How could such a uniquely important property of operations have escaped me for so long? And how does this rather obscure concept relate to my life and my work?
The Game
The answers to these questions came to me during a recent workshop. Thirty technology professionals from organizations across my city spent an afternoon participating in a business simulation.
We started the day by organizing into business units — Strategic Management, Business Management, Service Desk, Service Desk Management, IT Dept, and so on. In a simulation running on a screen projected overhead, problems occurred. To resolve the problem, each business unit had an action to perform.

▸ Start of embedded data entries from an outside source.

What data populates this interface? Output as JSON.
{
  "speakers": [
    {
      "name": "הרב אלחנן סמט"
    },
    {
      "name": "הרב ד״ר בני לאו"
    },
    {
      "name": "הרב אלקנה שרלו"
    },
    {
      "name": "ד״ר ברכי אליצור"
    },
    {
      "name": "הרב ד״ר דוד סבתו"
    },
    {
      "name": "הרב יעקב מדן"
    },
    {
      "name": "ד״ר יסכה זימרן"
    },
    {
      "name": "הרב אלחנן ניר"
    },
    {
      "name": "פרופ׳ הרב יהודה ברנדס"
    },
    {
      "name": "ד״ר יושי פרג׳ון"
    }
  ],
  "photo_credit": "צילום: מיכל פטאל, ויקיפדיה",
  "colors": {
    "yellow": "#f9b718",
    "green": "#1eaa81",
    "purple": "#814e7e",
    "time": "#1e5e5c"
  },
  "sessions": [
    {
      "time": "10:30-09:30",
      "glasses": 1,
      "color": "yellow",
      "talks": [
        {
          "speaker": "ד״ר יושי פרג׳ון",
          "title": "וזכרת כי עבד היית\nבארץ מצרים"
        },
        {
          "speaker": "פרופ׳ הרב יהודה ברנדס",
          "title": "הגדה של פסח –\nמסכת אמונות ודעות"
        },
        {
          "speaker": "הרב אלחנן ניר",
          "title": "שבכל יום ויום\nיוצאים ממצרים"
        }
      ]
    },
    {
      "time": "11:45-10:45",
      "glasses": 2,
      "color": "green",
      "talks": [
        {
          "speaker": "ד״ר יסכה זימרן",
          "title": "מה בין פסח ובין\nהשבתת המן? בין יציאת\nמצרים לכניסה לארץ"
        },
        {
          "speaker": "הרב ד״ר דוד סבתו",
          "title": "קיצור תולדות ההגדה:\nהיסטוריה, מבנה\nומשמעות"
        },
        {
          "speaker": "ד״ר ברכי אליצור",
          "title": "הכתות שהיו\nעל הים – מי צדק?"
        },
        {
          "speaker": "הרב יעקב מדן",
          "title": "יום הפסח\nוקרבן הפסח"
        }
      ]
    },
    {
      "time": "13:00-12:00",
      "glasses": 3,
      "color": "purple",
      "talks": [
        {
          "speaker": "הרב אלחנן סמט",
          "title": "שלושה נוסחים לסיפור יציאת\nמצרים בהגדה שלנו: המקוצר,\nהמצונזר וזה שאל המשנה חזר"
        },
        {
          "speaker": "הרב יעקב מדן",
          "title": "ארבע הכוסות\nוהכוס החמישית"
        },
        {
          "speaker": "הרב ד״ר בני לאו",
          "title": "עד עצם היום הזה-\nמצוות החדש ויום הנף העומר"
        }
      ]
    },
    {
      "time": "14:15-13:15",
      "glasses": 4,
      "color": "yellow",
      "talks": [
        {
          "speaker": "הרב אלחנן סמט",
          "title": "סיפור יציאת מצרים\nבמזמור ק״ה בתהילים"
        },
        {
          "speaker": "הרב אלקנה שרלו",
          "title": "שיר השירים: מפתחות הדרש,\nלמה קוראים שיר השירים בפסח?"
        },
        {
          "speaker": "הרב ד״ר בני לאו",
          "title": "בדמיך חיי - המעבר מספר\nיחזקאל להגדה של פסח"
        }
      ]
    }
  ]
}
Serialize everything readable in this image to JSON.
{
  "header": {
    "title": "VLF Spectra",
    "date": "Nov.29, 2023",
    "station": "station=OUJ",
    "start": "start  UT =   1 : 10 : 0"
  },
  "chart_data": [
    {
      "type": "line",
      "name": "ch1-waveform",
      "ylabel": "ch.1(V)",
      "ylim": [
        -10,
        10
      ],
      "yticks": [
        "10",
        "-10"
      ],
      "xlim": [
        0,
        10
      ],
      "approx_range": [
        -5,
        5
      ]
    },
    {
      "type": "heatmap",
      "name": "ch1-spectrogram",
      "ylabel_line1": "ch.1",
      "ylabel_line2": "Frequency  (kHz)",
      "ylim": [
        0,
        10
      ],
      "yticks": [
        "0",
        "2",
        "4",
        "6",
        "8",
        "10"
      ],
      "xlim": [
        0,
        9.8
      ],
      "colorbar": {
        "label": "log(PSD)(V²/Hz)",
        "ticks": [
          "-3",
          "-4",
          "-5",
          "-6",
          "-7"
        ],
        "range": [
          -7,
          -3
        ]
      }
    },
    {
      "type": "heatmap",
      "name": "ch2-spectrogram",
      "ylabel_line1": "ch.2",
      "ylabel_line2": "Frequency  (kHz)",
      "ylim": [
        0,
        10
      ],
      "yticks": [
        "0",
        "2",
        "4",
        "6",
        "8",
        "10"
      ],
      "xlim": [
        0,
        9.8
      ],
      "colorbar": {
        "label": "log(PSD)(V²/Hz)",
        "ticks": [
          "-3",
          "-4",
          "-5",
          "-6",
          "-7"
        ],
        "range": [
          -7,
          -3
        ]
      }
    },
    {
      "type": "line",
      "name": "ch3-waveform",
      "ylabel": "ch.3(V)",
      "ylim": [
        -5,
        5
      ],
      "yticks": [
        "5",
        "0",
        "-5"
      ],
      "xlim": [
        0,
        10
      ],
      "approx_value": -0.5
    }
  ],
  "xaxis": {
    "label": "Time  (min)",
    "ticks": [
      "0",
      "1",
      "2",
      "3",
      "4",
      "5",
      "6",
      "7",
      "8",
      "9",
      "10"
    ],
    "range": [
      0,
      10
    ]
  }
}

The business managers needed to determine what when wrong; then the Service Desk used that to figure out what systems were affected. The Service Desk managers decided how to fix those systems, and finally the IT Dept. needed to fix the problem, simulated by solving a puzzle in a Mensa book.
The IT Dept. then presented the fix to the game proctor, who either resolved the problem or penalized us if it was incorrect. The longer the problem was outstanding, the more money the business lost.
There were many opportunities for things to go wrong. At first, timing was terrible, the wrong systems were getting fixed, the wrong problems were getting worked on, the proctor was getting incorrect answers to the wrong puzzles — it was pure chaos. So after the initial 30-minute simulation, the group sat down to discuss what went wrong, what changes we can make, and how we can implement those changes effectively.
Over the course of three iterations, tightening things up each time, we implemented management systems and processes to control the chaos. Quickly we found ourselves at the helm of a simulated business that was actually earning money. Meanwhile, back in reality, we were learning tangible lessons by being forced to improvise on our ideas for operational improvements.
Improving operations
The main issues we experienced involved the pain of not knowing what other teams were doing without interrupting them, and the overhead involved in handing off work to other teams. The work itself was easy but moving the work between teams was very difficult.
We didn’t have a clear understanding of how to get the most value with the least amount of interruption. Incomplete handoffs would cut off work completely, but every handoff was causing work to slow down painfully.
In short, the flow of information through the system was broken, and the result was that the wrong work kept getting completed way past the allotted time.
With each successive iteration, however, we applied basic principles of Lean and systems thinking to balance the flow of work across the system. This meant optimizing the relationships between teams — implementing operations that would provide visibility and allow work to be handed off without creating strain on the system.
By the third iteration, we had fully invented systems that allowed work and information to flow across the system without interruption. We created signals for other teams that didn’t prevent them from focusing on their work in progress. We created methods to make sure teams were working on the right things. We established roles and responsibilities so that not everyone on a team had to be involved in every single step.
In other words, the system became optimized to allow cross-team operations to be performed idempotently; that is, without causing interruptions, rework, distraction, or confusion.
It is no wonder that idempotence is such a coveted goal of any system — mathematics, computer science, business, or other. The ability to work effectively across boundaries requires designing operations that can be performed reliably without causing unwanted side effects.
The connections between the internal boundaries of a system present the greatest opportunity for the success for an organization, as well as the greatest risk for failure. Get these right and you have a system that produces an order of magnitude more than the sum of its parts. Get them wrong, and the system will be unable to deliver even the value intended from each of its components — waste abounds, and eventually systemic failure occurs.
And so, this must always be our goal — to bridge the gaps between functions in our systems, to apply systems thinking, and focus efforts on improving the relationships. It is the fidelity of these relationships that are the limits of possibility for a system and focusing on optimizing these will provide us with the greatest opportunity for success.